Ajax対応のWebアプリケーションと言えば、JavaScriptによる開発が多くなるイメージを持つ方がいるかもしれない。しかし、ICEfacesの目標の一つは、JavaScript開発における困難や落とし穴を回避することにある。ICEfacesを用いると、次のことが可能となる。

  • JavaScriptを記述しない、サーバセントリックなAjaxアプリケーション開発
  • 従来のJSFアプリケーション開発と同じ感覚でのAjaxアプリケーション開発

現在のICEfacesのWebサイトには、デモアプリケーションがいくつか用意されている。もちろんこれらのバイナリやソースコードをダウンロードすることも可能だ。本稿では、Ajaxの基本的な動作、JSFの仕組みを理解している方を対象に、これらのデモを例にとりながら、ICEfacesの基本的な仕組み、そしてどのようにして上記のスタイルによる開発が実現されるのかについて紹介したい。

デモアプリケーション「アドレスフォーム」を使ってみる

早速、最初のデモアプリケーションを見てみよう。「http://address.icefaces.org/address/」にアクセスすると、以下のような画面(画面1)が表示される。

画面1: アドレスフォームの入力画面

このデモ「アドレスフォーム」は、ユーザ情報を入力し、決定するだけの大変シンプルなアプリケーションだ。少し動作させれば、典型的とも言えるAjaxアプリケーションであることに気がつくだろう。例えば、次のように動作する。

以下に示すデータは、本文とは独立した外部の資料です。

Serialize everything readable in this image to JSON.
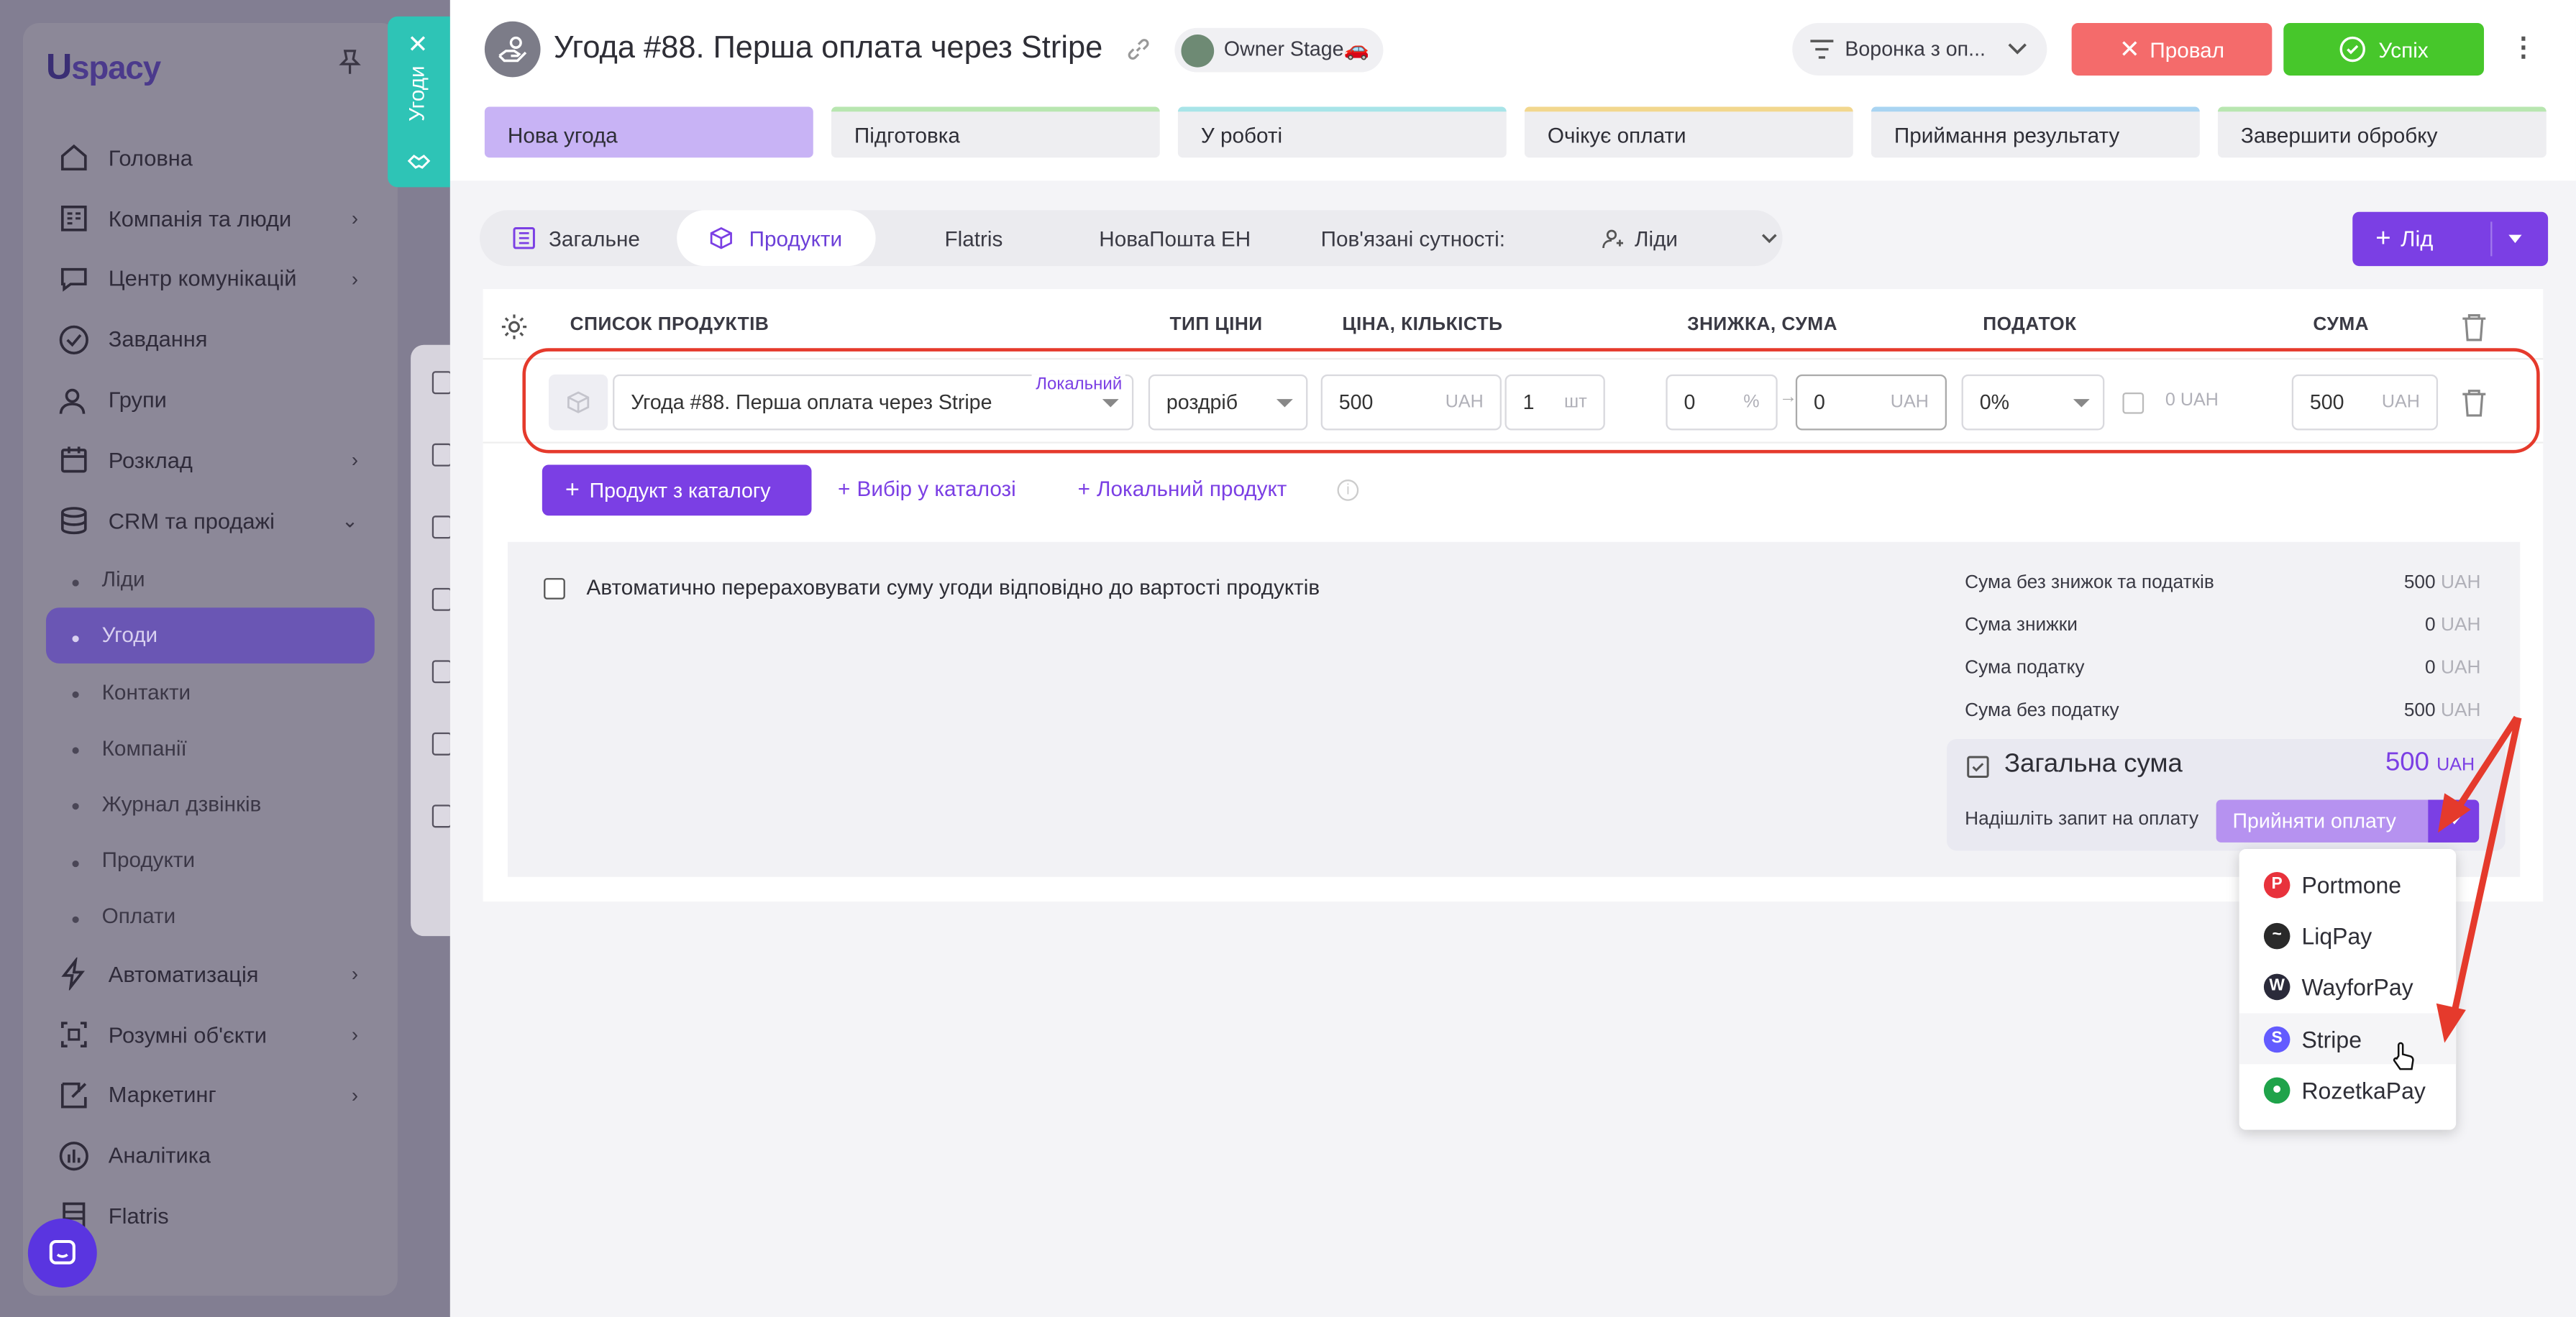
{
  "sidebar": {
    "logo_text": "spacy",
    "logo_prefix": "U",
    "items": [
      {
        "label": "Головна",
        "icon": "home-icon"
      },
      {
        "label": "Компанія та люди",
        "icon": "company-icon"
      },
      {
        "label": "Центр комунікацій",
        "icon": "chat-icon"
      },
      {
        "label": "Завдання",
        "icon": "check-circle-icon"
      },
      {
        "label": "Групи",
        "icon": "people-icon"
      },
      {
        "label": "Розклад",
        "icon": "calendar-icon"
      },
      {
        "label": "CRM та продажі",
        "icon": "database-icon"
      }
    ],
    "crm_sub": [
      "Ліди",
      "Угоди",
      "Контакти",
      "Компанії",
      "Журнал дзвінків",
      "Продукти",
      "Оплати"
    ],
    "items_bottom": [
      {
        "label": "Автоматизація",
        "icon": "bolt-icon"
      },
      {
        "label": "Розумні об'єкти",
        "icon": "smart-object-icon"
      },
      {
        "label": "Маркетинг",
        "icon": "marketing-icon"
      },
      {
        "label": "Аналітика",
        "icon": "analytics-icon"
      },
      {
        "label": "Flatris",
        "icon": "flatris-icon"
      }
    ]
  },
  "vertical_tab": {
    "label": "Угоди"
  },
  "header": {
    "title": "Угода #88. Перша оплата через Stripe",
    "owner": "Owner Stage🚗",
    "funnel": "Воронка з оп...",
    "fail_label": "Провал",
    "success_label": "Успіх"
  },
  "stages": [
    "Нова угода",
    "Підготовка",
    "У роботі",
    "Очікує оплати",
    "Приймання результату",
    "Завершити обробку"
  ],
  "stage_colors": [
    "#c8b3f5",
    "#b8e6b0",
    "#a8e4e8",
    "#f2d78e",
    "#a9d4f2",
    "#b8e6b0"
  ],
  "tabs": {
    "general": "Загальне",
    "products": "Продукти",
    "flatris": "Flatris",
    "novaposhta": "НоваПошта ЕН",
    "related": "Пов'язані сутності:",
    "leads": "Ліди"
  },
  "add_lead": "Лід",
  "products": {
    "headers": {
      "list": "СПИСОК ПРОДУКТІВ",
      "price_type": "ТИП ЦІНИ",
      "price_qty": "ЦІНА, КІЛЬКІСТЬ",
      "discount": "ЗНИЖКА, СУМА",
      "tax": "ПОДАТОК",
      "sum": "СУМА"
    },
    "row": {
      "name": "Угода #88. Перша оплата через Stripe",
      "badge": "Локальний",
      "price_type": "роздріб",
      "price": "500",
      "currency": "UAH",
      "qty": "1",
      "unit": "шт",
      "discount_pct": "0",
      "pct": "%",
      "discount_sum": "0",
      "tax": "0%",
      "tax_sum": "0",
      "total": "500"
    },
    "btn_catalog": "Продукт з каталогу",
    "btn_select": "Вибір у каталозі",
    "btn_local": "Локальний продукт"
  },
  "summary": {
    "auto_recalc": "Автоматично перераховувати суму угоди відповідно до вартості продуктів",
    "rows": [
      {
        "label": "Сума без знижок та податків",
        "value": "500"
      },
      {
        "label": "Сума знижки",
        "value": "0"
      },
      {
        "label": "Сума податку",
        "value": "0"
      },
      {
        "label": "Сума без податку",
        "value": "500"
      }
    ],
    "currency": "UAH",
    "total_label": "Загальна сума",
    "total_value": "500",
    "total_currency": "UAH",
    "pay_request": "Надішліть запит на оплату",
    "accept_payment": "Прийняти оплату"
  },
  "payment_options": [
    {
      "label": "Portmone",
      "color": "#e8323c",
      "glyph": "P"
    },
    {
      "label": "LiqPay",
      "color": "#2a2a2a",
      "glyph": "~"
    },
    {
      "label": "WayforPay",
      "color": "#2a2a3a",
      "glyph": "W"
    },
    {
      "label": "Stripe",
      "color": "#635bff",
      "glyph": "S"
    },
    {
      "label": "RozetkaPay",
      "color": "#1fa34a",
      "glyph": "●"
    }
  ],
  "accent_color": "#7b3fe4"
}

(A) Last Nameに"ASHIWA"と入力すると、フォーカスを外した時点で"Ashiwa"に変換される

(B) CityにNew Yorkと入力すると、フォーカスを外した時点で、Stateも自動で入力され、該当するZipがプルダウンのリストとして現れる

このような典型的なAjaxアプリケーションではあるが、ICEfacesを用いると、JavaScriptを記述することなく、これまでのJSFアプリケーションと同様の手順で容易に開発を進められる。例えば、Last Nameの入力部分のJSPを示すとリスト1のようになる。

リスト1: JSP(Last Nameの入力部分のみを抜粋)

<td><ice:outputLabel for="lastName" value="Last Name" /></td>
<td class="input">
    <ice:inputText
        style="width:120px;" id="lastName"
        accesskey="L"
        styleClass="textField" tabindex="30"
        value="#{address.elementContainer.lastName.value}"
        converter="fixCaps"
        partialSubmit="true"
        binding="#{address.addressFormProcessor.lastNameText}" />
</td>

ここにはJavaScriptの記述が存在しない。ICEfacesで用意されているカスタムタグinputTextを用いているが、属性としてはJSFでおなじみのカスタムコンバータ、バリューバインディングなどを指定しているだけで、イベント属性なども存在しない。

Ajaxアプリケーションを意識させる要素を強いて挙げるなら、partialSubmit属性になる。この属性は、ユーザの適当なアクション時に、パーシャルサブミット(後述)を有効にするかどうかを記述するためのものだ。

このように、JavaScriptの記述なしに、これまでのJSFアプリケーションと同様の手順により、Ajaxアプリケーションを開発することが可能である。